News flash! Amari Cooper is still a great route runner. I'm sure he enjoyed himself a big ol turkey sandwhich after feasting on Josh Norman and the other Washington corners. The key? He's being targeted more often. Shocker! I found this play to be especially tasty myself.
The Pats got back Gronk and RB Sony Michel to form the team we all hate who will now make it to the Super Bowl for the 738th time in a row. *yawn*
I feel bad for soon-to-be-ROTY Saquon Barkley that he continues to be brilliant but it's all for naught. It's nice to see the Eagles generate pass rush again, but sadly that won't be replicated again because the only player more statue-like than Manning is Brady and I have a feeling they won't be meeting Brady again this year.
There are currently three impressive winning streaks with the Colts at five in a row, the Texans at an astounding eight games in a row and the Saints in possible "peaking too early" status of 10 games in row. The only notable losing streak is the Jags at seven Bortles in a row.
The Seahawks beat the Titans to quietly have a winning record and shot at a Wild Card slot. Who saw that coming this year?

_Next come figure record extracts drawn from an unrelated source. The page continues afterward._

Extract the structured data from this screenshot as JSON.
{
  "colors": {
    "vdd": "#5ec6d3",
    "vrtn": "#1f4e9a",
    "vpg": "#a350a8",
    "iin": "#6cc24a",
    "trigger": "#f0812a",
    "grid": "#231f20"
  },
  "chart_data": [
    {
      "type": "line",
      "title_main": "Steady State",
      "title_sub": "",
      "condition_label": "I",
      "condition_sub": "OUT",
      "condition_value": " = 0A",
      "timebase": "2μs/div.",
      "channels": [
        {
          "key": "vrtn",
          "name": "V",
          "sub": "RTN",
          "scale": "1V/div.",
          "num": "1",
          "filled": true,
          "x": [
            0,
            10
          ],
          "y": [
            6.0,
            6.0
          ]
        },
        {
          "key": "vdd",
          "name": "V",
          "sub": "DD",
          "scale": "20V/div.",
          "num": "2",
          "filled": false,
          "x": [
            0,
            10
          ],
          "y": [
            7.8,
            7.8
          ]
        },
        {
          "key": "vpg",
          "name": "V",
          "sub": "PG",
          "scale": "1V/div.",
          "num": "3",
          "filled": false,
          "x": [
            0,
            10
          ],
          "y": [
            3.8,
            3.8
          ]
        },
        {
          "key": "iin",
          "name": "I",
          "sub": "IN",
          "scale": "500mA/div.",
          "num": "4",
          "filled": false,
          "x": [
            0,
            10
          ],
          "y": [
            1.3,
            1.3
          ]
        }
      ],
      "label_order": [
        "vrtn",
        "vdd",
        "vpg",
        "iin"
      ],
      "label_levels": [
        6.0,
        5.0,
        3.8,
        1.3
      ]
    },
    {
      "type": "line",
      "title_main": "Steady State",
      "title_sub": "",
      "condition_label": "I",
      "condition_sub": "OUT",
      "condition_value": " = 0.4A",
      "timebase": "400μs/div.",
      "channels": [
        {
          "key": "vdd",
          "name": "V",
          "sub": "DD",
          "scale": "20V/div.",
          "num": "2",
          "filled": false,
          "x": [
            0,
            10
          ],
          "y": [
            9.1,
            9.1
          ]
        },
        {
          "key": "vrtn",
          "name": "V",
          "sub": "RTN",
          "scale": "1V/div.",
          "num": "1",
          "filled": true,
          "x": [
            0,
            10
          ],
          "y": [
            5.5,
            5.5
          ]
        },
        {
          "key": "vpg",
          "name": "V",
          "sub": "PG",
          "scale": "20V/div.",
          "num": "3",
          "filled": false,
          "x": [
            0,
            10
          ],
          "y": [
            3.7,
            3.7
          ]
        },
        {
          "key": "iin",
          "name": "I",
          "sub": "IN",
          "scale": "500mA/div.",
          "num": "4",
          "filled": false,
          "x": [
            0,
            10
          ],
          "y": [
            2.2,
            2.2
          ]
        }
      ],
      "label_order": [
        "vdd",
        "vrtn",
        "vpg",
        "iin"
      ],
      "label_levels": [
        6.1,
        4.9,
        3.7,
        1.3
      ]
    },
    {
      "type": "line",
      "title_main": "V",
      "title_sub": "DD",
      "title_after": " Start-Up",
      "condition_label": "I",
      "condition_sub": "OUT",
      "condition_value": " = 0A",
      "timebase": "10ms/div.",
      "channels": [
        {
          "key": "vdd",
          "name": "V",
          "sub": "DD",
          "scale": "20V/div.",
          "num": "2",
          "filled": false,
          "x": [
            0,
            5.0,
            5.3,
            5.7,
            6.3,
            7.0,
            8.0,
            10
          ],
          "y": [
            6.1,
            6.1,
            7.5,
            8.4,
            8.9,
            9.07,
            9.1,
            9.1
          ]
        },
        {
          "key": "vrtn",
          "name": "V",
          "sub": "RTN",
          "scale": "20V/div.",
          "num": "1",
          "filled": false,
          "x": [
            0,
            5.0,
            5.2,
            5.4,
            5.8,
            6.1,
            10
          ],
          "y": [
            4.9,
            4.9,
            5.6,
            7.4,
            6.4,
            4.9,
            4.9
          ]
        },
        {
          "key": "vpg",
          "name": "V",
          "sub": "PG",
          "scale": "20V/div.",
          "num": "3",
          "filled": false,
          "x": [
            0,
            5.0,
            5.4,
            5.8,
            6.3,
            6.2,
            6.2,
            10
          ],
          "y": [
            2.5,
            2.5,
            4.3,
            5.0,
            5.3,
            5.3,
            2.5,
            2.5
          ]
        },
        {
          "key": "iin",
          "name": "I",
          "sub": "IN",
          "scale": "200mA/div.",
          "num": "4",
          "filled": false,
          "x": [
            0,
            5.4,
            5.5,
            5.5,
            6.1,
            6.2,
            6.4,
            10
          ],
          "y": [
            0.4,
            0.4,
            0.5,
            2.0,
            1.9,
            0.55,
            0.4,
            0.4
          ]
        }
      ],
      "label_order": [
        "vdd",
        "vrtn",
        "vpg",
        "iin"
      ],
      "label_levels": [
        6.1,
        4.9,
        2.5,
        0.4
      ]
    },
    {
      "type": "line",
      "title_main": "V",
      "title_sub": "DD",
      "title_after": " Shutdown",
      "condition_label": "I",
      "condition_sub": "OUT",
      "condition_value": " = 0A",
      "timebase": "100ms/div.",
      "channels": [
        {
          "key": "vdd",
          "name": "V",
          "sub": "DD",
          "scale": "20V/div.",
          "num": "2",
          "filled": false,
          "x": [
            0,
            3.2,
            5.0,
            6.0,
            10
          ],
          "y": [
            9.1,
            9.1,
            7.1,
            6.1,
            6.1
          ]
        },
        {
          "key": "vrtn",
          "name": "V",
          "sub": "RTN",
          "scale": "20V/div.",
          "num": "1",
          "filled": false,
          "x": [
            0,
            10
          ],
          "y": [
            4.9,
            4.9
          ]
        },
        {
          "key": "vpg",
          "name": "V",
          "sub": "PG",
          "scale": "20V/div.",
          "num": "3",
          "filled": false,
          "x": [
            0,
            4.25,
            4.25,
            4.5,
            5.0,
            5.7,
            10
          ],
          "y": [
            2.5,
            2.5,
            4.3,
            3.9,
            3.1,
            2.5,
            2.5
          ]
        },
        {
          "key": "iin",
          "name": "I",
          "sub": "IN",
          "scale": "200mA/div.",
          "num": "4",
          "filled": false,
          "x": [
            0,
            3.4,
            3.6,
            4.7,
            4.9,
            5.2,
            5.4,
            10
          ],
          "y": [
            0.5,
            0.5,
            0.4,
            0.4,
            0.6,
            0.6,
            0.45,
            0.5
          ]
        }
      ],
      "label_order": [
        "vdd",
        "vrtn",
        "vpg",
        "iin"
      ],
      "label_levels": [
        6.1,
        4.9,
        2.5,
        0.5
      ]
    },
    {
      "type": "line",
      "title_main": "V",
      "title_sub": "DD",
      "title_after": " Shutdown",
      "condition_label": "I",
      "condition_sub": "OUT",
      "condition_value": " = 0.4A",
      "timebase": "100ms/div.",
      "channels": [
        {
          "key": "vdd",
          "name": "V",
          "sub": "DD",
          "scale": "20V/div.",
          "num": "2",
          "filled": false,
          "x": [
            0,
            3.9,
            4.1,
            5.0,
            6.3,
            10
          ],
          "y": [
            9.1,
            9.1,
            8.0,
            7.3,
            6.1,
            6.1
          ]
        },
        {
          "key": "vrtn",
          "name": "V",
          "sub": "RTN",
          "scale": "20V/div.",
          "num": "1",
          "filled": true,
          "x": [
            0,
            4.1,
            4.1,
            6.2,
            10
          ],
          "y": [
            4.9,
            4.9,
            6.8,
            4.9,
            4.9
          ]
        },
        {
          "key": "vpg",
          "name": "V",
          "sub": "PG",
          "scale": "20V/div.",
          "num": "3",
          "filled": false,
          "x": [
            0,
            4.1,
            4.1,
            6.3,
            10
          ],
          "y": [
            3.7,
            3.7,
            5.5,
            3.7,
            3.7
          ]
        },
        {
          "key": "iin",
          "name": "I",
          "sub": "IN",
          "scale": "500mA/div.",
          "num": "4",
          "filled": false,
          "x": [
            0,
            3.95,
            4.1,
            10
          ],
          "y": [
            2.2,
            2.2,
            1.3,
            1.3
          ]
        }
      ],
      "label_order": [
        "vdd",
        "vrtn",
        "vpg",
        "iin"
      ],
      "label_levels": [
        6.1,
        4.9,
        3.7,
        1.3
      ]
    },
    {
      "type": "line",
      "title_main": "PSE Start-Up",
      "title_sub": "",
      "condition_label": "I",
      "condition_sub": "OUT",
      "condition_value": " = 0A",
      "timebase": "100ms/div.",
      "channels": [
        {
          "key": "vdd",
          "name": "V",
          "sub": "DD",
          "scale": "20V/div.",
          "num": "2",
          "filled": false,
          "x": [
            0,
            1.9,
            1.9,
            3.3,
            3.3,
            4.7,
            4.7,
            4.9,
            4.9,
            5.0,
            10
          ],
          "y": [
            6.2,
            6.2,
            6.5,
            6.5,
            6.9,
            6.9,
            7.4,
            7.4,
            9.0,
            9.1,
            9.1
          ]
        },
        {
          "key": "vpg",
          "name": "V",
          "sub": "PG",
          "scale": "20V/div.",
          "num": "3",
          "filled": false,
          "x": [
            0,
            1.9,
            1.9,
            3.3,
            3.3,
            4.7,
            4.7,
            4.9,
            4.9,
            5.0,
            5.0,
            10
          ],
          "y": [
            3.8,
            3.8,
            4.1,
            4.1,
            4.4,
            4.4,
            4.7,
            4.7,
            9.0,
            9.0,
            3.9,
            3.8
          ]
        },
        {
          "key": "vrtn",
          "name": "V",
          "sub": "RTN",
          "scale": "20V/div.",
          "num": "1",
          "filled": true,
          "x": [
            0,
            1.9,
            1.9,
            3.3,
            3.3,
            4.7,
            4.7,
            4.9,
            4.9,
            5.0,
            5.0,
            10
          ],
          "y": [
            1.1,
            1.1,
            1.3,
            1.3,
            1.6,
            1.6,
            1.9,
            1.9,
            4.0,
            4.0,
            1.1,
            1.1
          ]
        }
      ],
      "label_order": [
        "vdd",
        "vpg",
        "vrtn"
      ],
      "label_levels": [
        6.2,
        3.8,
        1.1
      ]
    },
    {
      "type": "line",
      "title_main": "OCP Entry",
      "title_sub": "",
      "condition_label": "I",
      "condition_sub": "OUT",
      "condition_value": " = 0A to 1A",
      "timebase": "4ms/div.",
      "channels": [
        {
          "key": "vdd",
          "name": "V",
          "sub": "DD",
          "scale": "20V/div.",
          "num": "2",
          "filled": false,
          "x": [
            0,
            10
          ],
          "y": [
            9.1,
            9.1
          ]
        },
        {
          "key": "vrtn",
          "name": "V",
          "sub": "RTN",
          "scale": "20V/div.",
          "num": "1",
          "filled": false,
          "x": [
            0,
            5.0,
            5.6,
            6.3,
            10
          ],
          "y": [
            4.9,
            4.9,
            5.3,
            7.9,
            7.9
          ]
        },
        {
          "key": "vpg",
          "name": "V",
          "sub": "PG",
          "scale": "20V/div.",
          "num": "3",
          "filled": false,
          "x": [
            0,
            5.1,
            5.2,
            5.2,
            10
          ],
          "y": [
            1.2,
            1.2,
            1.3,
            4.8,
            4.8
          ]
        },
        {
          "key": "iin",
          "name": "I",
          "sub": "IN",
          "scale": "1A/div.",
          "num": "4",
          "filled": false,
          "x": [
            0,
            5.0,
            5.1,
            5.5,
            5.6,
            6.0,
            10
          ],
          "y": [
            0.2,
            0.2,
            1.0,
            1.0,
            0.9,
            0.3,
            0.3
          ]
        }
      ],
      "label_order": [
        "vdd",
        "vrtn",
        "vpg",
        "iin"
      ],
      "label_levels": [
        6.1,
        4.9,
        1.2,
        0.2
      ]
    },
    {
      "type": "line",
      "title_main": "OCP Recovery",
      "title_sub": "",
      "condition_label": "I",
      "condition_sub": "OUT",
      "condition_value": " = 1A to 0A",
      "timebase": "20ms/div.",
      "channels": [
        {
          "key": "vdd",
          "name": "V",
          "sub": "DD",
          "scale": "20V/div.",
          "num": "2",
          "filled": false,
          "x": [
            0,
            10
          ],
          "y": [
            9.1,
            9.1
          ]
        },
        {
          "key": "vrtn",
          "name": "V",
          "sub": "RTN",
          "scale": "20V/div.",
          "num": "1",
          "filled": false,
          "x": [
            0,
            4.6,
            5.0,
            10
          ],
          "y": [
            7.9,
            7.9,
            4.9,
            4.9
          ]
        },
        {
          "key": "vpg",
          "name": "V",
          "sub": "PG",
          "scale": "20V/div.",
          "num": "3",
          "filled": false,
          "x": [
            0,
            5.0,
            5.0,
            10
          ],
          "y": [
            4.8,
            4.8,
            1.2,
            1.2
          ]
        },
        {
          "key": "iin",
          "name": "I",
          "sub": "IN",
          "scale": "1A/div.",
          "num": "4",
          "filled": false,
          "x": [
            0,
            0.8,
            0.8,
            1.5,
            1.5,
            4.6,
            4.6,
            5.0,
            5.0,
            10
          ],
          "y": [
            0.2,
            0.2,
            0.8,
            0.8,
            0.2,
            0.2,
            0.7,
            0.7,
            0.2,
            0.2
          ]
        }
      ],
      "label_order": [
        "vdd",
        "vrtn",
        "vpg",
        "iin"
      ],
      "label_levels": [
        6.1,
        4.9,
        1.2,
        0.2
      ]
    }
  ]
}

Mullensanity came back to earth. Am I the only one who reads his name as "Mullet" every time you see it? Mulletsanity would be more exciting than the offense the Niners currently have.
Leonard Fournette is a moron and won't be playing this week. Not that it matters since I traded him away in fantasy football and the Jags are wholly out of contention, but perhaps he's making a business decision and decided breaking his hand would be a good way to end his season and save his knees further punishment?
The Chargers lost Melvin Gordon for a few weeks (and not IR, thankfully) but have Joey Bosa back so they're ready to roll. The Chargers are now my dark horse for the Super Bowl because they're the most road tested team having played 11 straight games away from home.
Without Albert Wilson the Dolphins continue to be the world's most boring team. Is anyone interesting on the team? f*ck, I'm starting to think they need to fire Adam Gase and hire Jeff Fisher just to be more interesting.
Someone explain to me how the Broncos beat the Steelers?!?! The Broncos gave up over 500 yards on D and still won. I know, I know, turnovers, but in a game where your kicker throws a touchdown to your LT you are supposed to win! It's in the rules!
Okay, enough from me, hope you all had a good Thanksgiving. Real football begins now.